Klassisches Beispiel war die Ehe für alle. Die Sozialdemokraten versuchten Merkel vorzuführen, und diese ging einfach aus dem Weg. Bisher scheinen alle Versuche der SPD, die Kanzlerin auf dem falschen Fuß zu erwischen oder Fehler ihrerseits zu provozieren, ins Leere zu laufen.

 

Dabei wird die Zeit knapp, denn weniger als drei Monate vor der Wahl braucht die SPD dringend eine klare Abgrenzung von der Kanzlerinnenpartei, sonst ist nicht nur die Wahl verloren, sondern es besteht kaum eine Chance darauf, den wieder auf rund 15 Prozentpunkte angewachsenen Rückstand in den Umfragen bis zum 24. September zu verkürzen.

 

Letzteres wäre wohl notwendig zur Erreichung des SPD-Minimalziels: eine erneute große Koalition mit starker sozialdemokratischer Präsenz in der Ministerriege, eine Konstellation, die wir entgegen den Beteuerungen beider großer Koalitionsparteien weiterhin für sehr gut denkbar halten.

 

Was bedeutet das für Anleger?
Wenn, wie oben suggeriert, nach den Äußerungen Mario Draghis Unsicherheit über den Kurs der EZB bestehen sollte, könnte das Protokoll der letzten Ratssitzung am 8. Juni Aufschluß liefern.

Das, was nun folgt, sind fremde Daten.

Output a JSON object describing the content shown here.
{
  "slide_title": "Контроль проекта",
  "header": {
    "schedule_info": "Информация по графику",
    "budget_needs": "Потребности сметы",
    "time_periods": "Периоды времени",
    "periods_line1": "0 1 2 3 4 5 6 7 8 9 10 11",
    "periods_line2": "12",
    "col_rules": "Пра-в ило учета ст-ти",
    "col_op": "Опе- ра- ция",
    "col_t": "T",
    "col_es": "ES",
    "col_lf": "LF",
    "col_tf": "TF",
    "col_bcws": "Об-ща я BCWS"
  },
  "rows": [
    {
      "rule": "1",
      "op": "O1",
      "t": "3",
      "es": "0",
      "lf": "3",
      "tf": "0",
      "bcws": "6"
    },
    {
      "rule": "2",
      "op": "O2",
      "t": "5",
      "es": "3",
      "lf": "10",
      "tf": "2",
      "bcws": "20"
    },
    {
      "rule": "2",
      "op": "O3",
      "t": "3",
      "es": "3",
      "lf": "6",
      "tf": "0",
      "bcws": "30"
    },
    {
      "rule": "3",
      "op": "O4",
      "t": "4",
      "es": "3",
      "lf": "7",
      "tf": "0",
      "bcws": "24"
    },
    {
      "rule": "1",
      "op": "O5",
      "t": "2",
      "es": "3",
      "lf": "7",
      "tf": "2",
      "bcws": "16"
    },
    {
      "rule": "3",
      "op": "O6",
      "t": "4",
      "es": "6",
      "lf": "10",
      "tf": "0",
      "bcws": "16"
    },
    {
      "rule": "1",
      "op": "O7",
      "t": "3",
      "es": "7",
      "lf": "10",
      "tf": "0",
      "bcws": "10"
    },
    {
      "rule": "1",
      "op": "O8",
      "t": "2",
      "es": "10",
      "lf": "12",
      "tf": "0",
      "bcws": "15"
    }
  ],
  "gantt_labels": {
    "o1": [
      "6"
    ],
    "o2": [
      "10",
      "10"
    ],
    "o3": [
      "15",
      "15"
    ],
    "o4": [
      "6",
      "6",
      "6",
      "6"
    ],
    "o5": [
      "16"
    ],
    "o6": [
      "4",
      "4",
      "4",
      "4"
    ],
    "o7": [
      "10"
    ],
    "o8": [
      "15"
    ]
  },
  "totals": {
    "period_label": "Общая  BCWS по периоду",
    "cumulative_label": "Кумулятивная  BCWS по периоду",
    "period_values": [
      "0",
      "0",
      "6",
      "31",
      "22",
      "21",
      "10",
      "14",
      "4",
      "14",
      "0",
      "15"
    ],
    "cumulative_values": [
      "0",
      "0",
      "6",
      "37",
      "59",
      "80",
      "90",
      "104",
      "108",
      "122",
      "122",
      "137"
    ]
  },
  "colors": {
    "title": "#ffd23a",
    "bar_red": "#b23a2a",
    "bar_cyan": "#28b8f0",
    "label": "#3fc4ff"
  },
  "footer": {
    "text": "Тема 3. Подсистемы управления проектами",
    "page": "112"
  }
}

Es wird am Donnerstag veröffentlicht. Schon am Tag davor erfahren wir in den entsprechenden Fed Minutes, was die US-Notenbank zu ihrer Zinsanhebung am 14. Juni getrieben hat und vielleicht, wie der weitere Plan aussieht.

 

In Bezug auf letzteres ist der am Freitag zu erwartende Arbeitsmarktbericht bedeutsam. Analysten schätzen im Schnitt 183.000 neu geschaffene Stellen außerhalb der Landwirtschaft. Wir halten es für gut möglich, daß diese Erwartungen enttäuscht werden und ein weiterer Zinsschritt der Fed damit etwas weiter aus dem Blickfeld der Anleger entschwindet.